The wonderful writer Luis Alberto Urrea says that a deep truth of our time is that “we miss each other.” He is singularly wise about the deep meaning and the problem of borders. The Mexican-American border, as he likes to say, ran straight through his parents’ Mexican-American marriage and divorce. His works of fiction and non-fiction confuse every dehumanizing caricature of Mexicans — and of U.S. border guards. The possibility of our time, as he lives and witnesses with his writing, is to evolve the old melting pot to the 21st-century richness of “us” — with all the mess and necessary humor required.

Jason Reynolds is the National Ambassador for Young People’s Literature of the Library of Congress — and a magnificent source of wisdom for human society as a whole. He’s driven by compassion and the clear-eyed honesty that the young both possess and demand of the rest of us. Ibram X. Kendi chose him to write the YA companion to Stamped from the Beginning. In his person, Jason Reynolds both embodies and inspires innate human powers of fortitude and imagination. Hear him on “breathlaughter”; the libraries in all of our heads; and a stunning working definition of anti-racism: “simply the muscle that says humans are human… I love you, because you remind me more of myself than not.”

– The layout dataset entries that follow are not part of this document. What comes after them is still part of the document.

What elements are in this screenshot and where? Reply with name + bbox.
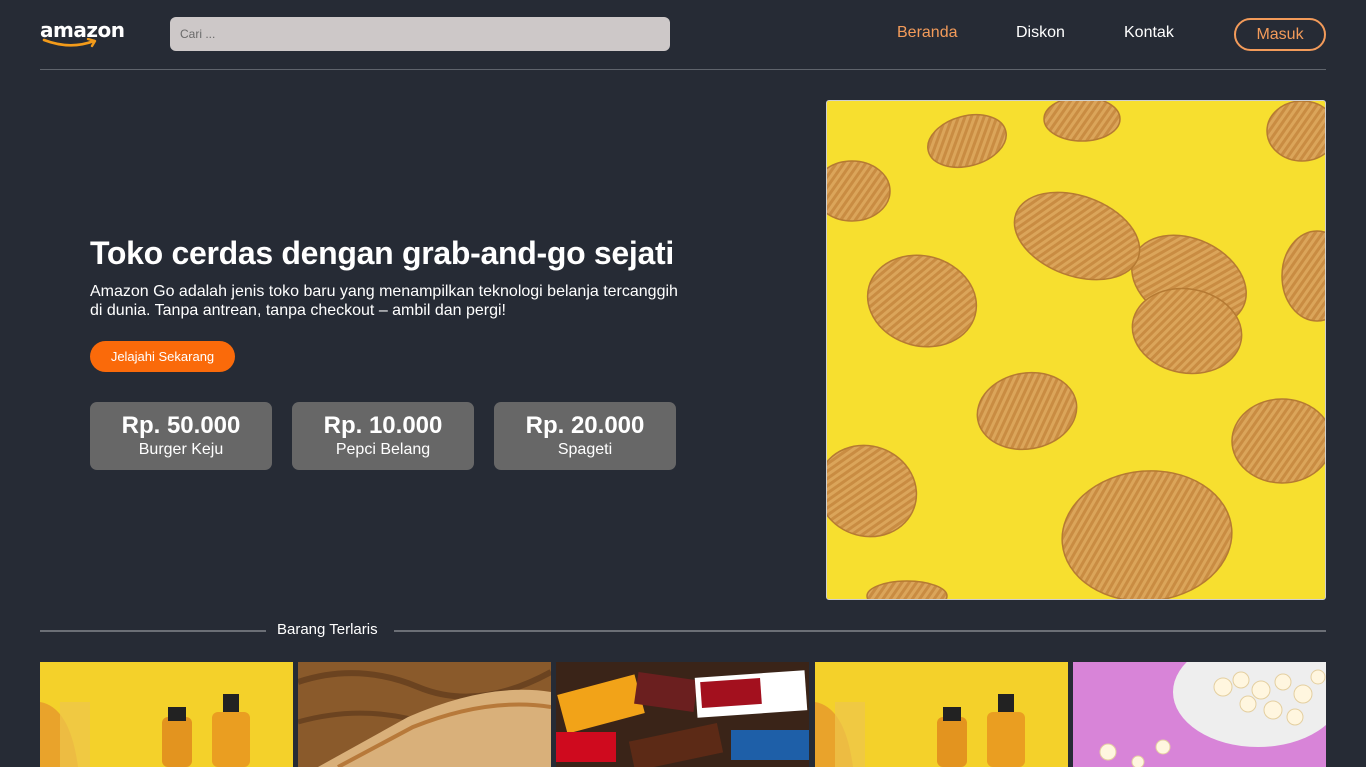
- price-name: Pepci Belang: [335, 441, 431, 458]
- price-amount: Rp. 20.000: [525, 412, 645, 439]
- header: amazon Beranda Diskon Kontak Masuk: [40, 0, 1326, 70]
- price-amount: Rp. 10.000: [323, 412, 443, 439]
- chocolate-image: [556, 662, 809, 767]
- section-divider-left: [40, 630, 266, 632]
- product-card-sandwich[interactable]: [298, 662, 551, 767]
- nav-beranda[interactable]: Beranda: [897, 24, 958, 42]
- explore-button[interactable]: Jelajahi Sekarang: [90, 341, 235, 372]
- product-card-popcorn[interactable]: [1073, 662, 1326, 767]
- product-card-chocolate[interactable]: [556, 662, 809, 767]
- amazon-logo[interactable]: amazon: [40, 18, 125, 50]
- sandwich-image: [298, 662, 551, 767]
- price-name: Burger Keju: [138, 441, 224, 458]
- section-title: Barang Terlaris: [277, 621, 378, 638]
- drinks-image: [815, 662, 1068, 767]
- price-name: Spageti: [557, 441, 613, 458]
- drinks-image: [40, 662, 293, 767]
- hero-chips-image: [826, 100, 1326, 600]
- nav-kontak[interactable]: Kontak: [1124, 24, 1174, 42]
- hero-description-line1: Amazon Go adalah jenis toko baru yang me…: [90, 283, 678, 300]
- nav-diskon[interactable]: Diskon: [1016, 24, 1065, 42]
- hero-description-line2: di dunia. Tanpa antrean, tanpa checkout …: [90, 302, 506, 319]
- section-divider-right: [394, 630, 1326, 632]
- price-card-spageti[interactable]: Rp. 20.000 Spageti: [494, 402, 676, 470]
- login-button[interactable]: Masuk: [1234, 18, 1326, 51]
- search-input[interactable]: [170, 17, 670, 51]
- price-card-burger[interactable]: Rp. 50.000 Burger Keju: [90, 402, 272, 470]
- popcorn-image: [1073, 662, 1326, 767]
- chips-illustration: [827, 101, 1325, 599]
- product-card-drinks[interactable]: [40, 662, 293, 767]
- smile-arrow-icon: [42, 38, 97, 48]
- price-amount: Rp. 50.000: [121, 412, 241, 439]
- product-card-drinks-2[interactable]: [815, 662, 1068, 767]
- hero-title: Toko cerdas dengan grab-and-go sejati: [90, 235, 674, 271]
- price-card-pepci[interactable]: Rp. 10.000 Pepci Belang: [292, 402, 474, 470]
- hero-description: Amazon Go adalah jenis toko baru yang me…: [90, 282, 690, 320]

“Though we have instructions and a map buried in our hearts when we enter this world,” the extraordinary Joy Harjo has written, “nothing quite prepares us for the abrupt shift to the breathing realm.” She is a saxophone player and performer, a visual artist, a member of the Muscogee Creek Nation, and the 23rd Poet Lau­re­ate of the Unit­ed States. She opens up with Krista about her life, dreaming as a way of relating to time and place, and the story matrix that connects us all.

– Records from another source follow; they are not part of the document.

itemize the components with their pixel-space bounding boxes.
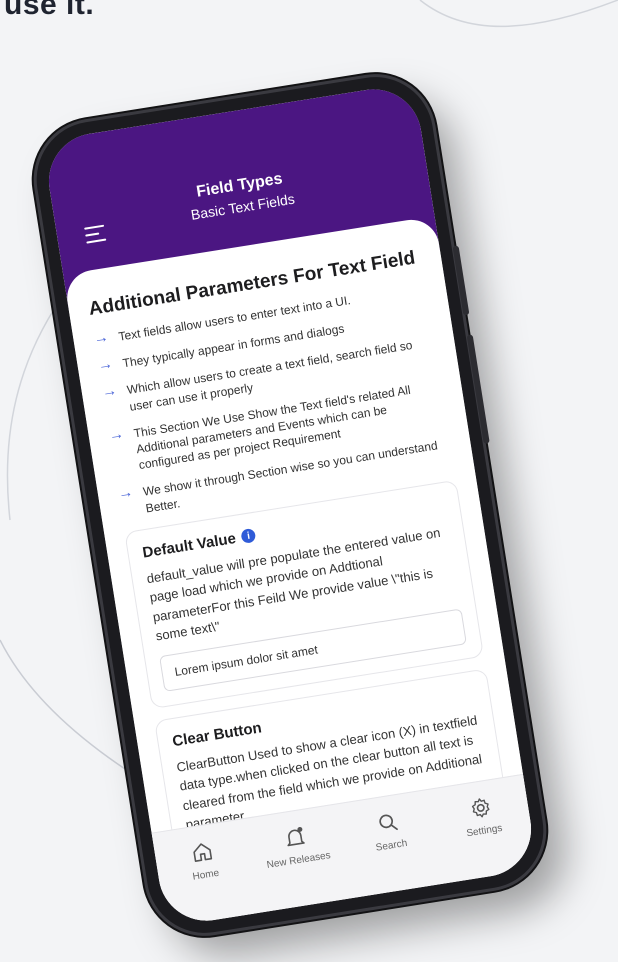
info-icon[interactable]: i [240,528,257,545]
home-icon [193,843,213,862]
gear-icon [471,798,490,818]
arrow-right-icon: → [116,483,135,503]
arrow-right-icon: → [100,382,119,402]
nav-search[interactable]: Search [347,804,432,857]
partial-heading-text: use it. [4,0,95,21]
bullet-list: → Text fields allow users to enter text i… [92,280,455,520]
nav-new-releases[interactable]: New Releases [254,819,339,872]
nav-settings[interactable]: Settings [439,790,524,843]
arrow-right-icon: → [96,355,115,375]
bell-icon [287,826,305,847]
arrow-right-icon: → [107,424,126,445]
search-icon [379,814,398,831]
default-value-card: Default Value i default_value will pre p… [124,479,485,709]
nav-home[interactable]: Home [161,834,246,887]
arrow-right-icon: → [92,328,110,348]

It’s pretty intriguing to follow poet Naomi Shihab Nye’s idea that most of us actually “think in poems” whether we know it or not. Rarely, as she points out, do you hear anyone say they feel worse after writing things down. That, she says, can be a tool to survive in hard times like these, to anchor our days and to get into a conversation and community with all of the selves that live on in each of us at any given moment — “your child self, your older self, your confused self, your self-that-makes-a-lot-of-mistakes.” We also hear her read her beloved poem “Kindness” and tell us the story behind it.

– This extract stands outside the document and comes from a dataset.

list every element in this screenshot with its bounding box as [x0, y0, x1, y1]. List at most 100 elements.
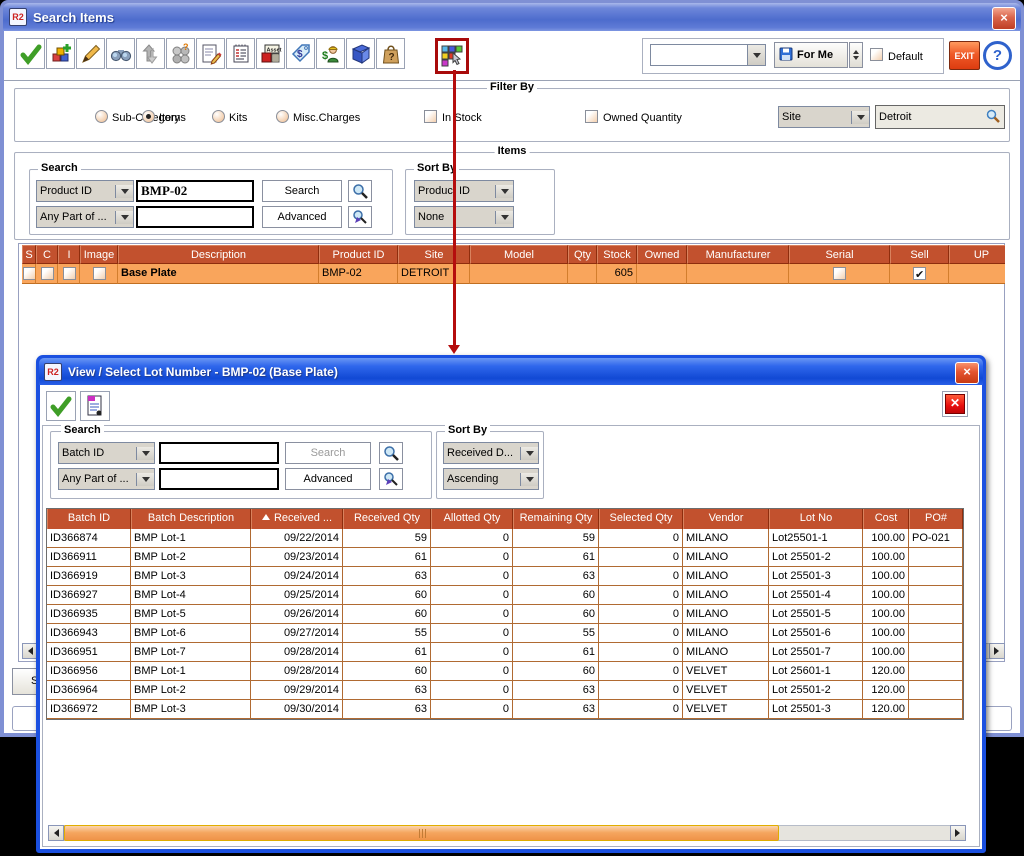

There is a question rolling around even in the most secular of corners: What do religious people and traditions have to teach as we do the work ahead of repairing, renewing, and remaking our societies, our life together? Krista’s conversation this week with Rabbi Ariel Burger, a student of the late, extraordinary Elie Wiesel, delves into theological and mystical depths that are so much richer and more creative than is often imagined even when that question is raised.

It feels good and right this week to sit with the beloved writer Nikki Giovanni’s signature mix of high seriousness, sweeping perspective, and insistent pleasure. In the 1960s, she was a poet of the Black Arts Movement that nourished civil rights. She’s also a professor at Virginia Tech, where she brought beauty and courage after the 2007 shooting there. And she’s an adored voice to a new generation — an enthusiastic elder to us all — at home in her body and in the world of her lifetime even while she sees and delights in the beyond of it.